Over the past eight months of this year, park rangers have had to rescue 37 people from trails, which is about double the number of rescues in all of 2013.

For the first time, rangers have had to close trails for an extended period of time because of dangerous conditions and the park service is keeping them closed for the whole month of August.

The gate is closed at the Gold Strike Canyon Trail and at the White Rock Canyon Trail on the Arizona side of Lake Mead.

Lake Mead and the surrounding area is a big tourism draw during the summer. But park rangers like Mark Hnat are keeping a close watch on the two most dangerous trails: White Rock Canyon and Gold Strike Canyon.

Kaylee Waters and her friends planned on hiking down the Gold Strike Canyon Trail. They brought a first aid kit, a lot of water and food, just to be prepared. Now they need to find somewhere else to go or face big penalties.

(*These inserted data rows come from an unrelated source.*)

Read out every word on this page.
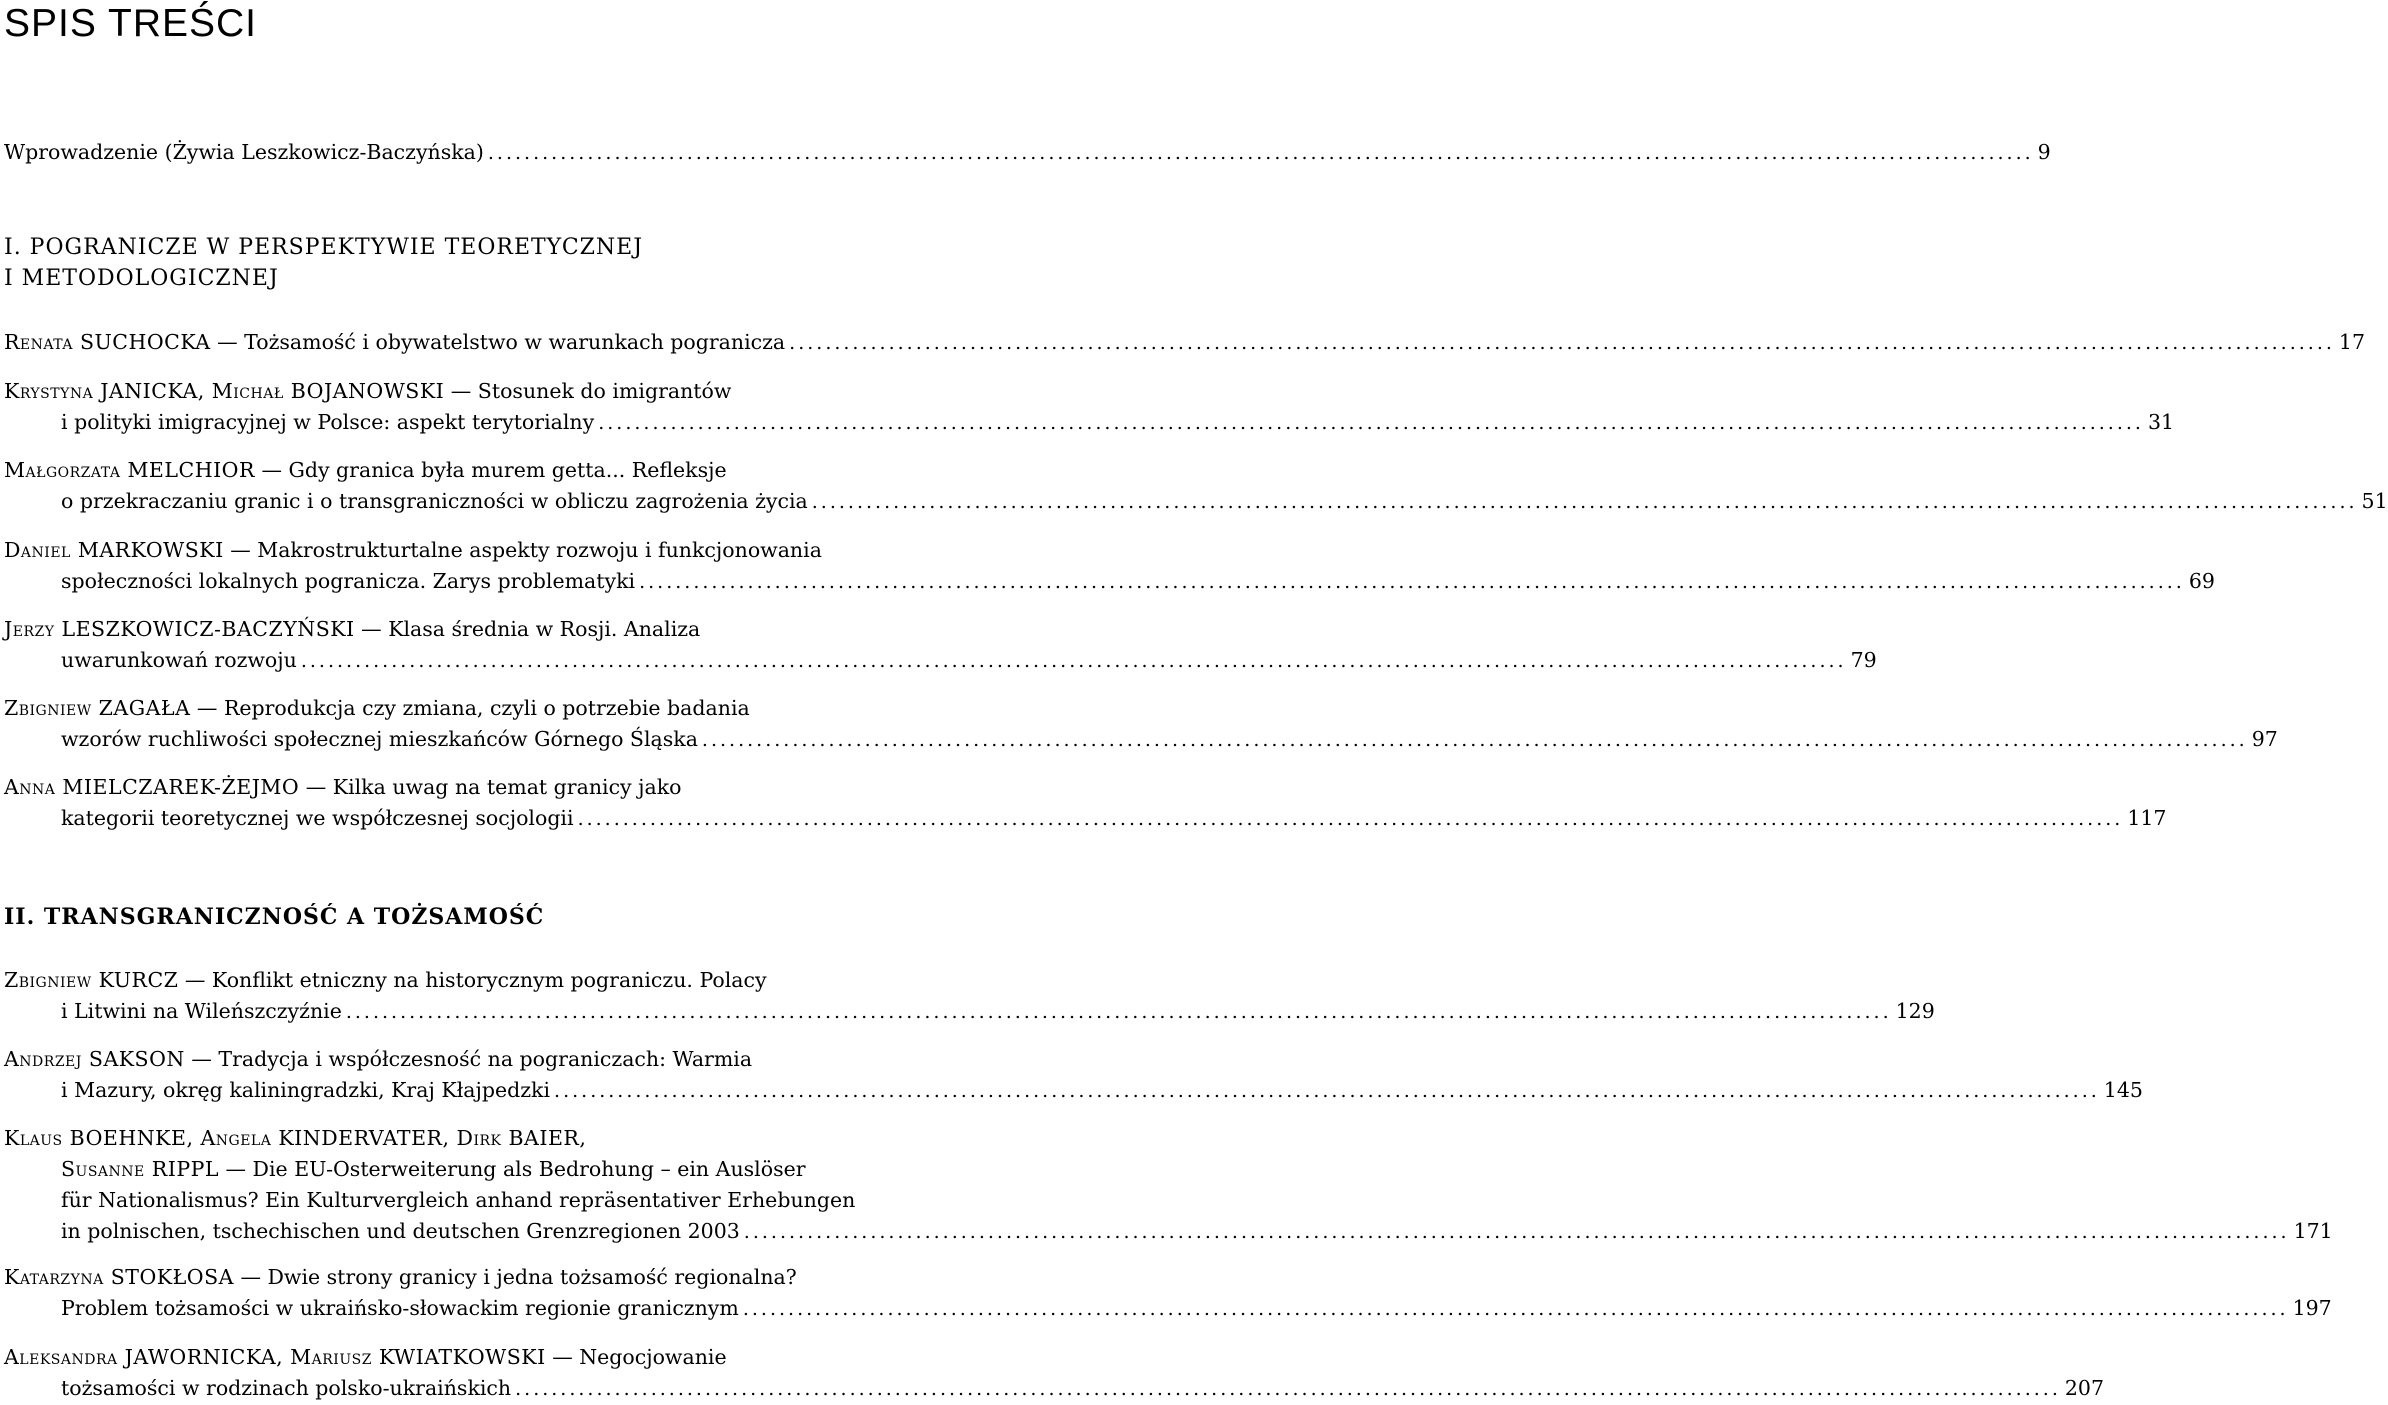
SPIS TREŚCI
Wprowadzenie (Żywia Leszkowicz-Baczyńska) ........................................................................................................................................................................... 9
I. POGRANICZE W PERSPEKTYWIE TEORETYCZNEJ
I METODOLOGICZNEJ
Renata SUCHOCKA — Tożsamość i obywatelstwo w warunkach pogranicza ........................................................................................................................................................................... 17
Krystyna JANICKA, Michał BOJANOWSKI — Stosunek do imigrantów
i polityki imigracyjnej w Polsce: aspekt terytorialny ........................................................................................................................................................................... 31
Małgorzata MELCHIOR — Gdy granica była murem getta... Refleksje
o przekraczaniu granic i o transgraniczności w obliczu zagrożenia życia ........................................................................................................................................................................... 51
Daniel MARKOWSKI — Makrostrukturtalne aspekty rozwoju i funkcjonowania
społeczności lokalnych pogranicza. Zarys problematyki ........................................................................................................................................................................... 69
Jerzy LESZKOWICZ-BACZYŃSKI — Klasa średnia w Rosji. Analiza
uwarunkowań rozwoju ........................................................................................................................................................................... 79
Zbigniew ZAGAŁA — Reprodukcja czy zmiana, czyli o potrzebie badania
wzorów ruchliwości społecznej mieszkańców Górnego Śląska ........................................................................................................................................................................... 97
Anna MIELCZAREK-ŻEJMO — Kilka uwag na temat granicy jako
kategorii teoretycznej we współczesnej socjologii ........................................................................................................................................................................... 117
II. TRANSGRANICZNOŚĆ A TOŻSAMOŚĆ
Zbigniew KURCZ — Konflikt etniczny na historycznym pograniczu. Polacy
i Litwini na Wileńszczyźnie ........................................................................................................................................................................... 129
Andrzej SAKSON — Tradycja i współczesność na pograniczach: Warmia
i Mazury, okręg kaliningradzki, Kraj Kłajpedzki ........................................................................................................................................................................... 145
Klaus BOEHNKE, Angela KINDERVATER, Dirk BAIER,
Susanne RIPPL — Die EU-Osterweiterung als Bedrohung – ein Auslöser
für Nationalismus? Ein Kulturvergleich anhand repräsentativer Erhebungen
in polnischen, tschechischen und deutschen Grenzregionen 2003 ........................................................................................................................................................................... 171
Katarzyna STOKŁOSA — Dwie strony granicy i jedna tożsamość regionalna?
Problem tożsamości w ukraińsko-słowackim regionie granicznym ........................................................................................................................................................................... 197
Aleksandra JAWORNICKA, Mariusz KWIATKOWSKI — Negocjowanie
tożsamości w rodzinach polsko-ukraińskich ........................................................................................................................................................................... 207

"I'm bummed. I don't know what I'm going to do now. Go find somewhere else to hike I guess," Waters said, "We were going to go down to the river and jump in and cool off and have fun but we can't do that now."

Warning signs peppered the entrances before the park's decision to close the trails off for the entire month of August.

Some people ignored those signs and kept going, ultimately getting stuck on the big boulders on the return hike.

The trails are popular. Reviews on social media and hiking information websites describe how people are able to enjoy the water at the bottom of the trail, but they do not mention how difficult the hike back out can be.

"As you go down the trail, you're actually lower in elevation and you're also in really high-rock areas so the heat just stays in there. And it could be 15 degrees warmer in there than it is up here," ranger Hnat said.

That could mean 120 degrees. Hnat says most of the inexperienced hikers can't handle those conditions.

"We don't want to close trails. We're not looking to limit access to the public, but with the number of search-and-rescue missions we've had in here that has caused injury or illness to the public, and also exposing our employees to risk, we felt this was the safest option for everyone," Hnat said.

The dozens of other trails around Lake Mead remain open, but they do have warning signs that people should avoid hiking in this heat, encouraging hikers like Waters to turn around and come back in the cooler months.